Its weight grounded me. Its hum matched the pulse behind my eyes.

“You used Beau like a battery. You didn’t grieve, you gambled. And you lost.”

His gaze darted between us. He looked unmoored, like a man realizing the game had never been stacked in his favor to begin with.

His lips moved, maybe a curse, maybe a prayer.

He collapsed to his knees, suddenly hollow.

Whatever magic he’d leeched, whatever desperate fuel he’d been siphoning from Beau’s soul, had snapped back like a broken wire.

It left him looking empty, like a scarecrow after the storm. Deflated, disheveled, deeply human.

He looked smaller now. Diminished. Just a coward with another man’s death on his hands.
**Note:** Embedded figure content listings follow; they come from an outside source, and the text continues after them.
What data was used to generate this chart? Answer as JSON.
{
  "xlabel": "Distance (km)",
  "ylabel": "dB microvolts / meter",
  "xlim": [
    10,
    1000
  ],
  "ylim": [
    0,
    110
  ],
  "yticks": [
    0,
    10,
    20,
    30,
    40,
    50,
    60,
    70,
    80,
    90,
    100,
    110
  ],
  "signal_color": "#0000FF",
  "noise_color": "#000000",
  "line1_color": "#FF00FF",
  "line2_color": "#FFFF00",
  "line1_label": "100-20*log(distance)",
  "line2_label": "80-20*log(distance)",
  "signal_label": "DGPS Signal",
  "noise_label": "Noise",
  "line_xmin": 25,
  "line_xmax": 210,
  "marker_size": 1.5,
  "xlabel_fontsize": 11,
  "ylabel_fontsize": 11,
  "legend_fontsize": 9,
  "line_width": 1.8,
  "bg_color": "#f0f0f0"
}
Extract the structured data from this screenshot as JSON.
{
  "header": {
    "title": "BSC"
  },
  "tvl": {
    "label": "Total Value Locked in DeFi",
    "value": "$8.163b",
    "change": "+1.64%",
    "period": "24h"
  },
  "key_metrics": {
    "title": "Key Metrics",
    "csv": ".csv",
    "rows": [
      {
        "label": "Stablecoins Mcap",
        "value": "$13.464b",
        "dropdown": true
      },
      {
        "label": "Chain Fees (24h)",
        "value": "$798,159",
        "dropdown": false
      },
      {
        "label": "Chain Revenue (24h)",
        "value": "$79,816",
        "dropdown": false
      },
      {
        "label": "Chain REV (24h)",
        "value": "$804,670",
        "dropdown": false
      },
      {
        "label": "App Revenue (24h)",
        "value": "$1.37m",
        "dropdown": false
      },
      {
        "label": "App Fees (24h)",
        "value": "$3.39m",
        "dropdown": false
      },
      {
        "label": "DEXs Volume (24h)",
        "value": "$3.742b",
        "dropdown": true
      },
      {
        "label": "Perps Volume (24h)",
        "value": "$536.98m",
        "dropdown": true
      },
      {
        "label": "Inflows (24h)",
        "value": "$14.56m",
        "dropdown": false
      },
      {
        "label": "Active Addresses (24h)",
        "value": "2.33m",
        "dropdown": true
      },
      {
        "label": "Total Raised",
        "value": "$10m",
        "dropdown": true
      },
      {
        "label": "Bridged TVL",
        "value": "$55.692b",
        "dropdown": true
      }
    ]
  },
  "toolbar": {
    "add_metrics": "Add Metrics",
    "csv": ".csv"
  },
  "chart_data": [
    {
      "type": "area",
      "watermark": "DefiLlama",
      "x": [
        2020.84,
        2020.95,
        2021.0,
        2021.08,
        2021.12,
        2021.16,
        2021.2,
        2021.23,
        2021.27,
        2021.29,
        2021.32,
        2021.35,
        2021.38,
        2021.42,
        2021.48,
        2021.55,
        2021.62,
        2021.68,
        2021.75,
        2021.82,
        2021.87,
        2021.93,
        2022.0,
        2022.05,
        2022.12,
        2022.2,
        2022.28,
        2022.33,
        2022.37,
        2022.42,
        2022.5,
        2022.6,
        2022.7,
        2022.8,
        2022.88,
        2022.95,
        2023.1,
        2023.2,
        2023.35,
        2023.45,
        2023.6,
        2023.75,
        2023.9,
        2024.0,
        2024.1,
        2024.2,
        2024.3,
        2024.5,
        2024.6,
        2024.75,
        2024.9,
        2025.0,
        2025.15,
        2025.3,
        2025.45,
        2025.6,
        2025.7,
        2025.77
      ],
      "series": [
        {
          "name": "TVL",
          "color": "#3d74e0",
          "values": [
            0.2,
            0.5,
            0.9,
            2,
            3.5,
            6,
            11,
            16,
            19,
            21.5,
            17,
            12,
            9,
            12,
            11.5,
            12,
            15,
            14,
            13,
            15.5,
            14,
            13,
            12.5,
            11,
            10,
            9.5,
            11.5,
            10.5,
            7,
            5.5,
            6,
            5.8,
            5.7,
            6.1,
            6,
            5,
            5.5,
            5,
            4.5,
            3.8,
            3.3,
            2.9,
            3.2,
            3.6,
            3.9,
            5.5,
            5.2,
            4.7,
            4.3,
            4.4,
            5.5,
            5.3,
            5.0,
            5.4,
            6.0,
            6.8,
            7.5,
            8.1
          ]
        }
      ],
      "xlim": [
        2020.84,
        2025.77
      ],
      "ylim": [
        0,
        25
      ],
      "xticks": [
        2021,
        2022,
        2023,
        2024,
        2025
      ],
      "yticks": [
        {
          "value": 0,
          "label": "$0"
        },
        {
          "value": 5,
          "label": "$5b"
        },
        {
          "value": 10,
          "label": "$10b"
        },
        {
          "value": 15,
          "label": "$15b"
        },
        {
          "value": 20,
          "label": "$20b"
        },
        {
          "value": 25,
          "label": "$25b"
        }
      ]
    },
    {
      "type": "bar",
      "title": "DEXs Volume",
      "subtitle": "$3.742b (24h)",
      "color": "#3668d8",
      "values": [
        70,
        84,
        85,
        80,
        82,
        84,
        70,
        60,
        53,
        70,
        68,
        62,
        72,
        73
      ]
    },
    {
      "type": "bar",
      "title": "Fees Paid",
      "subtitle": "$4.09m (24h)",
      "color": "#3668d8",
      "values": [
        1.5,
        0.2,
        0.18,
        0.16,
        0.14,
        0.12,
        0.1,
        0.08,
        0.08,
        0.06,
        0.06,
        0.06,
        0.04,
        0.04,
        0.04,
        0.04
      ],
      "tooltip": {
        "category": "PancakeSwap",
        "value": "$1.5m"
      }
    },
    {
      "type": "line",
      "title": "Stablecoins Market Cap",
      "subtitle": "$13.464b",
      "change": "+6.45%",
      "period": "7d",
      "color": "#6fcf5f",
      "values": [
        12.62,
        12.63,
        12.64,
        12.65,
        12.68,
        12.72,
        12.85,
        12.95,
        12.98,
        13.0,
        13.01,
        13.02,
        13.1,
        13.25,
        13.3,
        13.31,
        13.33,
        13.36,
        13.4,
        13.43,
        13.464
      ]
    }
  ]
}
“She didn’t tell me he would die,” he confessed, his voice hoarse and broken. “She said he would just sleep, that the Belladonna would put him out for a week or so. Just long enough…” he cracked, sobbing. “Just long enough for me to say goodbye.”

So. Gigi and Meredith had been in on this together.

Zelda, it seemed, had heard enough. With one powerful jolt of magic, she had Ramsay gagged and hog-tied.

My gaze flicked to her, stunned. “You could just do that the whole time? What the hell, Zelda!”

She shrugged. “More fun this way.”

I reached down and picked up the now-dormant locket. It was cold again. Heavier somehow, like grief had sunk into the metal itself. Just a trinket. A kitsch accessory with a body count. “Bag this,” I told her, holding it out carefully.

She conjured a containment pouch from the folds of her jacket, black velvet embroidered with sigils that shimmered in the dim light. As she took the locket from me, the air hummed briefly and then stilled, like the room was finally exhaling.

“And Ramsay?” she asked.

I turned, gaze landing on him. “He’s going to make a full statement,” I said. “I’ll leave Gigi and Meredith to you.”

Zelda nodded, a satisfied gleam in her eyes at the thought of meting out her own justice. “Fine. But can I at least hex his eyebrows off? Just the outer edges. He won’t even miss them. He probably waxes anyway.”

I didn’t answer. But I didn’t say no, either.